No caso de Verônica Serra, que antecedeu os dos demais em cerca de
uma semana (de 30 de setembro a 8 de outubro do ano passado), o método
seguido foi mais complicado na urdidura e mais simples no trâmite final.
Alguém falsificou a assinatura da contribuinte - e o seu reconhecimento
num cartório onde ela nem sequer tinha ficha - numa solicitação de
cópia de documentos e incumbiu um tipo que habita as cercanias do Código
Penal, devidamente identificado no formulário, de apresentá-la à
Delegacia da Receita de Santo André. Ali, burocraticamente, a servidora
Lúcia de Fátima Gonçalves Milan fez o que lhe era pedido, repassando ao
titular da procuração as declarações de Verônica relativas aos
exercícios de 2007 a 2009.
Por enquanto, pode-se apenas especular sobre os porquês das
diferenças de estratagema. Mas o intuito era claramente o mesmo:
recolher material que pudesse ser usado contra Serra na sua futura
disputa com a escolhida do presidente Lula, Dilma Rousseff. Àquela
altura, no último trimestre de 2009, embora o governador paulista ainda
se negasse a assumir a pretensão e o mineiro Aécio Neves ainda não
tivesse largado mão da esperança de ser ele o candidato, já não havia
dúvidas sobre quais seriam os principais contendores da sucessão. E não
passa pela cabeça de ninguém que a turma da pesada do PT fosse esperar a
formalização das candidaturas para só então juntar papelório que
pudesse comprometer o tucano e seus aliados.

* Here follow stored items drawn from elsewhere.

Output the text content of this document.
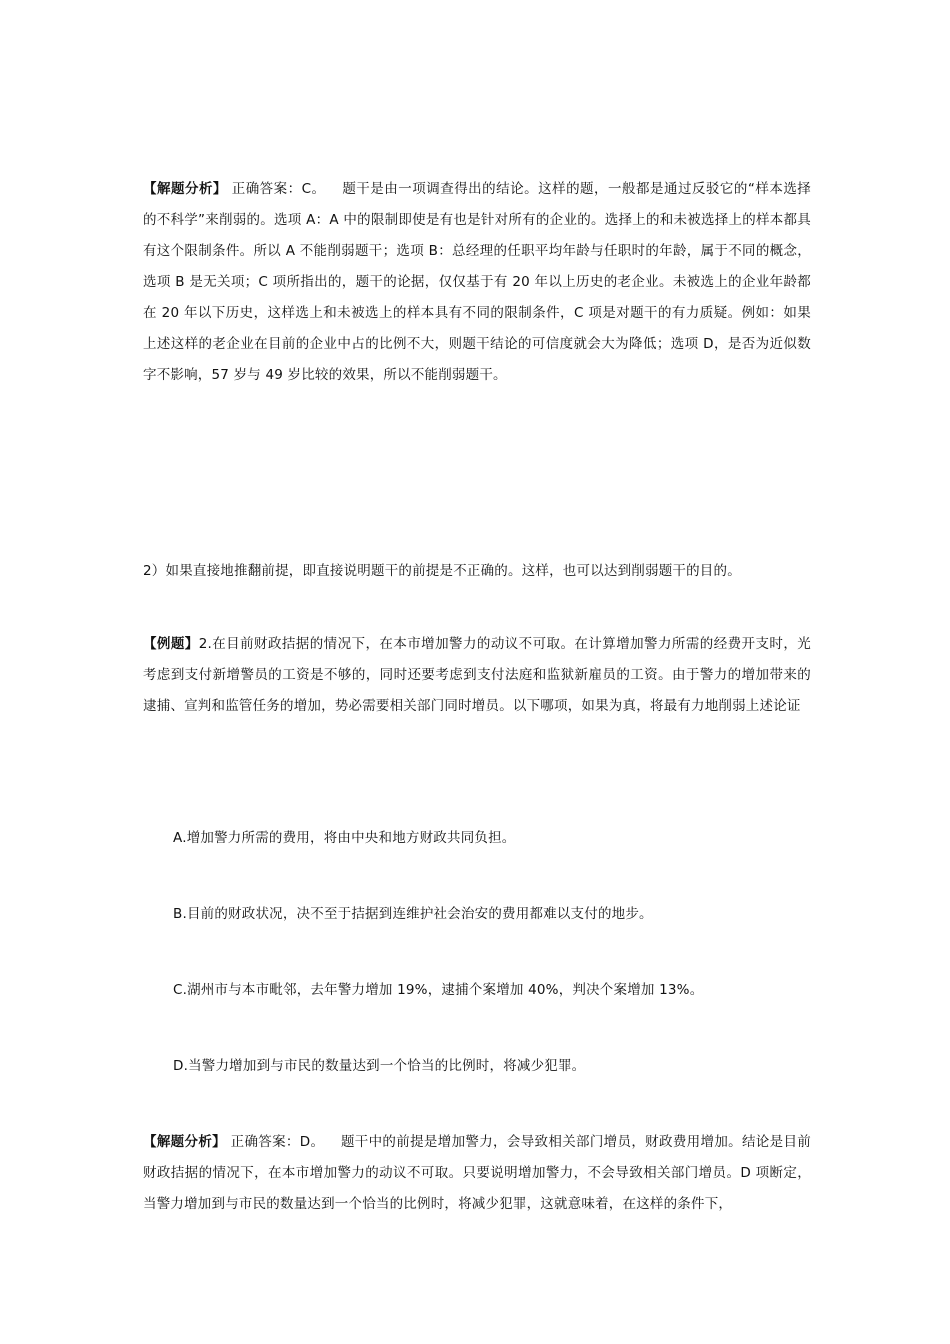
【解题分析】 正确答案：C。 题干是由一项调查得出的结论。这样的题，一般都是通过反驳它的“样本选择的不科学”来削弱的。选项 A：A 中的限制即使是有也是针对所有的企业的。选择上的和未被选择上的样本都具有这个限制条件。所以 A 不能削弱题干；选项 B：总经理的任职平均年龄与任职时的年龄，属于不同的概念，选项 B 是无关项；C 项所指出的，题干的论据，仅仅基于有 20 年以上历史的老企业。未被选上的企业年龄都在 20 年以下历史，这样选上和未被选上的样本具有不同的限制条件，C 项是对题干的有力质疑。例如：如果上述这样的老企业在目前的企业中占的比例不大，则题干结论的可信度就会大为降低；选项 D，是否为近似数字不影响，57 岁与 49 岁比较的效果，所以不能削弱题干。

2）如果直接地推翻前提，即直接说明题干的前提是不正确的。这样，也可以达到削弱题干的目的。

【例题】2.在目前财政拮据的情况下，在本市增加警力的动议不可取。在计算增加警力所需的经费开支时，光考虑到支付新增警员的工资是不够的，同时还要考虑到支付法庭和监狱新雇员的工资。由于警力的增加带来的逮捕、宣判和监管任务的增加，势必需要相关部门同时增员。以下哪项，如果为真，将最有力地削弱上述论证

A.增加警力所需的费用，将由中央和地方财政共同负担。

B.目前的财政状况，决不至于拮据到连维护社会治安的费用都难以支付的地步。

C.湖州市与本市毗邻，去年警力增加 19%，逮捕个案增加 40%，判决个案增加 13%。

D.当警力增加到与市民的数量达到一个恰当的比例时，将减少犯罪。

【解题分析】 正确答案：D。 题干中的前提是增加警力，会导致相关部门增员，财政费用增加。结论是目前财政拮据的情况下，在本市增加警力的动议不可取。只要说明增加警力，不会导致相关部门增员。D 项断定，当警力增加到与市民的数量达到一个恰当的比例时，将减少犯罪，这就意味着，在这样的条件下，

Seria, no mínimo, subestimar a capacidade de iniciativa do "setor de
inteligência" petista, como viria a ser conhecido. Principalmente porque
os responsáveis pelo trabalho sujo não precisariam gastar tempo e
energia para preparar o terreno por excelência de onde escavariam a
matéria-prima desejada. O campo da Receita Federal começou a ser
aplainado para servir aos interesses do partido quando, em 31 de julho
de 2008, o ministro da Fazenda, Guido Mantega, demitiu o então
secretário do órgão, Jorge Rachid, há 5 anos e meio no cargo. Desde
então, a isenção e o profissionalismo deram lugar ao aparelhamento e à
politização das decisões do Fisco. É o que atesta o escândalo das
quebras de sigilo para fins eleitorais.
A contar da denúncia, a Receita levou praticamente duas semanas até
anunciar a abertura de inquérito administrativo sobre o vazamento de
declarações de renda de Eduardo Jorge, cópias das quais apareceram em
mãos de membros do comitê nacional de Dilma Rousseff. Depois, quando
vieram a público as demais violações, depois que a Justiça autorizou o
vice-presidente do PSDB a ter acesso aos autos da investigação, os
hierarcas da Receita, acionados pelo governo, correram a desvincular da
campanha eleitoral os ilícitos revelados. Afinal, disseram sem
enrubescer, o que havia na agência de Mauá era um "balcão de compra e
venda de dados sigilosos", movido a "propina".
Não que não fosse - outros 140 registros também foram vasculhados
ali. Se tivesse uma gota de vergonha, aliás, o secretário Otacílio
Cartaxo já teria se demitido. Eis, em suma, o que o governo Lula e a
cultura petista fizeram do Fisco: uma repartição em que o livre tráfico
de informações presumivelmente seguras sobre os contribuintes
brasileiros se entrelaça com o uso da máquina, literalmente, para
intuitos eleitorais torpes. O crime comum e o crime político se
complementam. Agora, destampada a devassa nas declarações de Verônica
Serra, vem o presidente Lula falar em "bandidagem". Se quiser saber quem
é o responsável último por essa degenerescência, basta se olhar no
espelho.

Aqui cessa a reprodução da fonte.